Встрепенулся и наш монах и что-то стал объяснять греку. Общение их было живо и, как обычно, непонятно, то ли они препирались, то ли рассыпались в благодарностях. В итоге появилось ещё несколько пузырьков, монах снял ещё одну лампаду и, разлив из неё масло, передал нашему руководителю, а тот торжественно вручил их смиренному батюшке.
— Вот, всем остальным раздашь.
Тот поклонился.
— А сейчас надо готовиться к трапезе, а после я вам экскурсию проведу, — объявил наш монах.
Мы вернулись в архондарик, прибрали дорогие пузырьки и сели в некоторой задумчивости на террасе. До трапезы оставалось минут двадцать, а мы всё ещё не имели места, где голову приклонить.
— Николая надо искать, — сказал Алексей Иванович.
И мы пошли его искать, в нас ещё сидело убеждение, что по знакомству всегда можно устроиться лучше. В чём, кстати, частично убеждал и опыт Кутлумуша. Хотя опять же: зачем уезжающим через несколько часов так заботиться о ночлеге? И вообще — зачем? Тем более здесь, если уж находишься под Покровом Божией Матери.
Но Николая надо было найти хотя бы потому, что о нём говорили и Серафим, и батюшка, напутствовавший меня в России. Последний даже поклон передавал.
Мы оставили рюкзаки в архондарике и вышли в Лавру. Какое это удивительное чувство — бродить по мощёным улочкам, проходить низкими арками. И ни разу не возникло мысли, что мы в музее или в заботливо оберегаемой властями исторической части какого-нибудь древнего города — нет, тут всё было живое: вон навстречу нам катил тележку об одном колесе, какие, наверное, сохранились испокон века, сухонький мужичок с удивительно знакомым лицом, точно — очень похож на грузчика из магазина в нашем доме.
— Паракало, пу инэ Николас?[83]
— Какой Николай?
Мы немножко опешили, но послушно перешли на русский.
— Ну я Николай, — мужичок опустил оглобли тележки.
Мы совсем растерялись. А чего теряться-то: Алексей Иванович попросил найти Николая, вышли, и первый встречный — Николай. Слава Тебе, Господи!
— Вы только пришли, что ли? — попытался вывести нас из ступора Николай. — Где разместились? Надолго? Какие планы? А, ладно, сейчас мне некогда, увидимся в трапезной.

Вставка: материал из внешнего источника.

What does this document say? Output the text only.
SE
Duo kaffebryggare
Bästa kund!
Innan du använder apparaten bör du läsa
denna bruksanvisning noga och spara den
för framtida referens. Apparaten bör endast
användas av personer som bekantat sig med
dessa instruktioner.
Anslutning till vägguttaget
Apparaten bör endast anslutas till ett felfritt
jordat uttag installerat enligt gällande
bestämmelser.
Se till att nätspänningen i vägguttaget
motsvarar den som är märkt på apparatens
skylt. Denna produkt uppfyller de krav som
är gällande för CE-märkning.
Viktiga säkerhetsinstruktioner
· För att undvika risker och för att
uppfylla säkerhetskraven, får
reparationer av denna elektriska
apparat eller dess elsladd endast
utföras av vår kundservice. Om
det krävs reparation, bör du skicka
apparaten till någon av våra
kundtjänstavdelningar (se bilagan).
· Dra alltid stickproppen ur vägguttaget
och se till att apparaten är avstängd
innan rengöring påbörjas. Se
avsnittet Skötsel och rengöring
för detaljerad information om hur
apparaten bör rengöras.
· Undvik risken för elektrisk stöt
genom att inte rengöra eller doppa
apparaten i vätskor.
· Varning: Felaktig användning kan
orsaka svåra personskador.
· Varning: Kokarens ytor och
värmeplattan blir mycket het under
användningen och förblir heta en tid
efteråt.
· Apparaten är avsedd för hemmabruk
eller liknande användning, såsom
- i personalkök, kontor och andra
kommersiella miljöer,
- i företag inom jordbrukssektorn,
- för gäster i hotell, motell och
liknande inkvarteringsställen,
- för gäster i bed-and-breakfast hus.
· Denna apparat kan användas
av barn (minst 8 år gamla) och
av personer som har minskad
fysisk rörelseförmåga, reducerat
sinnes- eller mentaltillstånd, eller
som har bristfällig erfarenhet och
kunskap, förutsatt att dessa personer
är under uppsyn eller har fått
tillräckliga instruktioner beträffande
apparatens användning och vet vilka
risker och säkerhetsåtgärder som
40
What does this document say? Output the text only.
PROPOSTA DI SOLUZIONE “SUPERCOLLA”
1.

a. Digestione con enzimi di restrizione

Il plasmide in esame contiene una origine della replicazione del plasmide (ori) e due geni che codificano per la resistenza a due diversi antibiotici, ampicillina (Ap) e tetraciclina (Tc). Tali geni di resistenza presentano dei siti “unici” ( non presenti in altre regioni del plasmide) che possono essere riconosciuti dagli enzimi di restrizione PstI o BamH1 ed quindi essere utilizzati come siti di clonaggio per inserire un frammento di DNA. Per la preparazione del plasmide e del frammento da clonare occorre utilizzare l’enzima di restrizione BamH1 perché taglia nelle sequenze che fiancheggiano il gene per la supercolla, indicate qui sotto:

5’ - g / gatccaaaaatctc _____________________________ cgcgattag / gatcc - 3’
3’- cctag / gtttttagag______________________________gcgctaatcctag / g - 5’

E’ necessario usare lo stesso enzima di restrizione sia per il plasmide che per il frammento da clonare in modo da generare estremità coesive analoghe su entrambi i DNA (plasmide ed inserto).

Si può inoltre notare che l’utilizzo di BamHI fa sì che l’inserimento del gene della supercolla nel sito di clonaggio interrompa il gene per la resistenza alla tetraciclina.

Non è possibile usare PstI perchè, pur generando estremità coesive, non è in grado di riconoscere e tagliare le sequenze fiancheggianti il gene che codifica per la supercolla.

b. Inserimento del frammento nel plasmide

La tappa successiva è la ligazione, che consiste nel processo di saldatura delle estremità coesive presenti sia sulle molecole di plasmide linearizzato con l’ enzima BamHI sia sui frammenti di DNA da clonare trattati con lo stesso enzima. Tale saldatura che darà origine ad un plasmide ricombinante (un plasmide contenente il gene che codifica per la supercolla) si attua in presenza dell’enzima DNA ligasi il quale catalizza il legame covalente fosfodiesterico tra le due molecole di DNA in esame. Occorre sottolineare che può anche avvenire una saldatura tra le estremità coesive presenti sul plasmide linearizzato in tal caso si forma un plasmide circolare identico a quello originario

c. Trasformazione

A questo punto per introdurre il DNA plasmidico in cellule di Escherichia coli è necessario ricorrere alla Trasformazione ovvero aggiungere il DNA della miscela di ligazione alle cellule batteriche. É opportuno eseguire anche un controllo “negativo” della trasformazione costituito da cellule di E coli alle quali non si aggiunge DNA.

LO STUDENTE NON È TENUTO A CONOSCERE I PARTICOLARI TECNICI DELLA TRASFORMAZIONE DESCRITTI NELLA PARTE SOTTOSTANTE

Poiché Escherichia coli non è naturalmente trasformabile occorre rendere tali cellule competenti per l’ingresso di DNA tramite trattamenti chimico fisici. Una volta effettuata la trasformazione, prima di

Он подхватил тележку и покатил дальше.
Так вот ты какой, трапезарий… На нашего грузчика похож, да…
О! Какая в Великой лавре трапезная!
Собственно говоря, нам ничего не оставалось, как последовать за ним — в трапезную.
Неужели на царском пиру лучше? У Небесного Царя — наверно, а вот у земных — сомневаюсь.
О еде говорить скучно. Она была. И я выбирал между тем и этим, а в конце трапезы, когда предложили феты, отказался, предпочтя кусочек македонской халвы. И запил славный ужин чудесным вином.
Всё время не покидало чувство, что мы попали на праздник, только не можем понять, какой.
Появился трапезарий Николай и быстренько стал убирать со стола. Слегка нагнувшись к нам, спросил:
— Где разместились?
А я и забыл, что нигде, после такой трапезы о пустяках не думалось. Пока я соображал, о чём меня спросили, трапезарий ответил, будто я успел что-то сказать:
— Хорошо. Я вас обязательно найду, — и, глядь, он уже у других столов.
Нет, что ни говори, а ужин был на славу.
Слава Господу! Слава Лавре! Слава поварам! Слава трапезарию. Всем — слава!